Among the architects who entered were Jacopo Sansovino, Michelangelo and Andrea da Valle
It is thought that Michelangelo’s designs won the competition but that the building work was entrusted to Andrea da Valle to oversee. However, over the centuries many other architects also contributed to the work.

The Basilica Cattedrale di Santa Maria Assunta, referred to in Padova as the Duomo, was finally consecrated in 1754 with its façade left unfinished.

The nave is flanked by an aisle on each side and there are four chapels in the right aisle and five in the left with two great cupolas over the nave.

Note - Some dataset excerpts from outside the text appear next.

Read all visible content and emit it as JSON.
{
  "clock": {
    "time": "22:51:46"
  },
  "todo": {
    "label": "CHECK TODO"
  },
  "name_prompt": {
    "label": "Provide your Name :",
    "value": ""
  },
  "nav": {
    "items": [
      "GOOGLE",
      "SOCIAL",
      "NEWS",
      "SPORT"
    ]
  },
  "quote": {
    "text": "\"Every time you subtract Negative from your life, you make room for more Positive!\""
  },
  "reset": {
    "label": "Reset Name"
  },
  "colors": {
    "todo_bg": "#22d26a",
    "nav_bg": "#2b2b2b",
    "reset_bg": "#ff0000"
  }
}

The Canons’ Sacristry to the left of the Presbytery houses a small, but very interesting art gallery.

The Presbytery contains two magnificently preserved organs by Gaetano Callida and down a flight of steps, the crypt holds the remains of Saint Daniel.

The present Duomo is the third structure to have been built on the site. The first was erected in 313 and destroyed by an earthquake in the 12th century. The church was rebuilt in Romanesque style and visitors to the Baptistery next door can see how it would have looked in the 14th century, as it appears in the frescoes executed at that time by Giusto dè Menaboui.

The north door of the current Duomo leads out to Via Dietro Duomo, the street behind the Duomo, where the building at Numbers 26 – 28 was once the home of the poet, Francesco Petrarch, while he was a canon of the Cathedral of Padua.

The Duomo has been the seat of the Bishop of Padua since the fourth century.